即興のみならず緊密なアレンジの面でも「Amazing Pudding」(完成後に「Atom Heart Mother」と改題)はオーケストラとの共演なしの時点でバンドのみのアレンジを固めており、「The Embryo」では後の大曲「Echoes」に発展吸収される、海鳥が鳴くようなエフェクト的ギター・リックがほぼ完成している。フィルモア・ウェストのスタッフがバンド公認で記録録音していたと思われるミキサー卓での、適度にモニター用に拾われたオーディエンスからのリアクションもミックスした極上音質で、このまま公式アルバム化に堪えうる素晴らしい演奏が聴ける。70年1月~72年11月までがピンク・フロイドのライヴ史でもっともクリエイティヴな時期だったのだが(アルバム『The Dark Side Of the Moon』は72年2月から全編ライヴ先行演奏、72年12月に録音され73年3月に発売された)、70年1月のクロイドンから4月のフィルモア・ウェストまでの3か月でピンク・フロイドの演奏は驚異的に完成度を高めている。コンサート前半はロジャー・ウォーターズの歌うバラード「Grantchester Meadows」がプロローグで、テープ録音の小鳥のさえずりのSEがこの曲では全編にかぶさり、SEが持続したまま本格的なオープニング曲「Astronomy Domine」になだれ込む。この曲はデビュー・アルバムではシド・バレットとウォーターズのツイン・ヴォーカルだが、バレット脱退後はデイヴ・ギルモアとウォーターズのデュエットで、ギルモアとウォーターズは声質が似ていて紛らわしいのだが今回のライヴでは「Grantchester Meadows」「Careful With That Axes~」「Set The Control~」がウォーターズ、「Cymbaline」「The Embryo」「Green Is The Colour」がギルモア、「Astronomy~」がデュエット、「Amazing Pudding」「A Saucerful Of~」「Interstellar~」がインストルメンタル曲になっている。粗っぽいのがウォーターズ、もっと濡れた声がギルモアと思えばだいたい判別できる。

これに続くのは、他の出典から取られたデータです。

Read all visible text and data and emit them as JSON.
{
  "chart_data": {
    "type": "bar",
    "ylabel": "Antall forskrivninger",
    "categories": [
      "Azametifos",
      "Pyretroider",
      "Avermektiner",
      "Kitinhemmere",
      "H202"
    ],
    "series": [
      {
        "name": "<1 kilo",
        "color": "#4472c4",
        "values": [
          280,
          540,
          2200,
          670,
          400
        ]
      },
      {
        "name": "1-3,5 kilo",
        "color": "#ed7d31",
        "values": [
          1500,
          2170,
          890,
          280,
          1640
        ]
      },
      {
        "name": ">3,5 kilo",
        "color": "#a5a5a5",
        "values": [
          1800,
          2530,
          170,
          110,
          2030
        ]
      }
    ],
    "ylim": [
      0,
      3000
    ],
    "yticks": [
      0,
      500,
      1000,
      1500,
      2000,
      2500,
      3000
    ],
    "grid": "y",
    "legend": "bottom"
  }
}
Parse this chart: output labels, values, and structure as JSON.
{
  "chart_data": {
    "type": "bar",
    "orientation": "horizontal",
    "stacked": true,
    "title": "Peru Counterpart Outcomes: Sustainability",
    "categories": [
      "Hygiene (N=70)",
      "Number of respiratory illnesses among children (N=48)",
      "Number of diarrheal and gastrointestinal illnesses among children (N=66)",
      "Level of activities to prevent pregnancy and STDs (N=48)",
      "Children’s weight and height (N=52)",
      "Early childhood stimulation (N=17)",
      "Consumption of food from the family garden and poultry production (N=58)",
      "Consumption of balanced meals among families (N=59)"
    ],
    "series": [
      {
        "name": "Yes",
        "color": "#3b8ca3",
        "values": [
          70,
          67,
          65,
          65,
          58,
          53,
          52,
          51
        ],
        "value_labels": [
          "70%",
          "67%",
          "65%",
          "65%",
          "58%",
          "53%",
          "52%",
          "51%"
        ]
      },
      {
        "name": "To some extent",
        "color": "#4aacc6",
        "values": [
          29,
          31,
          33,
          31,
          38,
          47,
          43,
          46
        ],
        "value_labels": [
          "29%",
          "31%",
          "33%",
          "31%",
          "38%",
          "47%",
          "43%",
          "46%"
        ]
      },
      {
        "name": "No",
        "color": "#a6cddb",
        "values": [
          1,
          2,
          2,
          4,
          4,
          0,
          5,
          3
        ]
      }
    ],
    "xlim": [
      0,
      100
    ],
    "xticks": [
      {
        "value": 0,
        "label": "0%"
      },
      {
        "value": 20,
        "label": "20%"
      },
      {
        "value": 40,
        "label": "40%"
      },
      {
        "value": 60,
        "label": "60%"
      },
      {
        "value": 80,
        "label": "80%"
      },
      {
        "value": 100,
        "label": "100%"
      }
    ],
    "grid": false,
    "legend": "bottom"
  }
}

(Unofficial Not on Label incomplete "Fillmore West 1970" CD Front Cover)
フロイドのステージがサウンドもヴィジュアルも大がかりになったのも1970年のアメリカ・ツアーからで、映像を観るとロジャー・ウォーターズの後ろにおおきな銅鑼(チャイニーズ・シンバル)がぶら下げてある。直径1メートルもあろうかという銅鑼をがんがん叩くのが「~Eugene」や「A Saucerful~」インプロ部での名物で、サウンドだけでもその効果は伝わってくる。また、ミキシング・エンジニアを始めとする音響スタッフの協力で大会場ではサラウンド・サウンド・システムが行われた。現在でいう5.1サラウンドと似た方式を人力でやっていたので、インプロ部分の長大化はサラウンド・セッティングのための時間稼ぎの面もあったかもしれない。最長ヴァージョンで30分を超えたこともある「A Saucerful Of Secrets」のようにはっきり3パートに曲が分かれ、つなぎの部分はほぼ定型リズムのないインプロになる(この曲全体が定型リズムとは別の発想からできており、オン・リズムになるのはパート3終結部だけで、それがタンジェリン・ドリームやアシュ・ラ・テンペルの直接のヒントになったが)フリーなタイプの曲では人力サラウンド・システムは曲の長大化をうながした。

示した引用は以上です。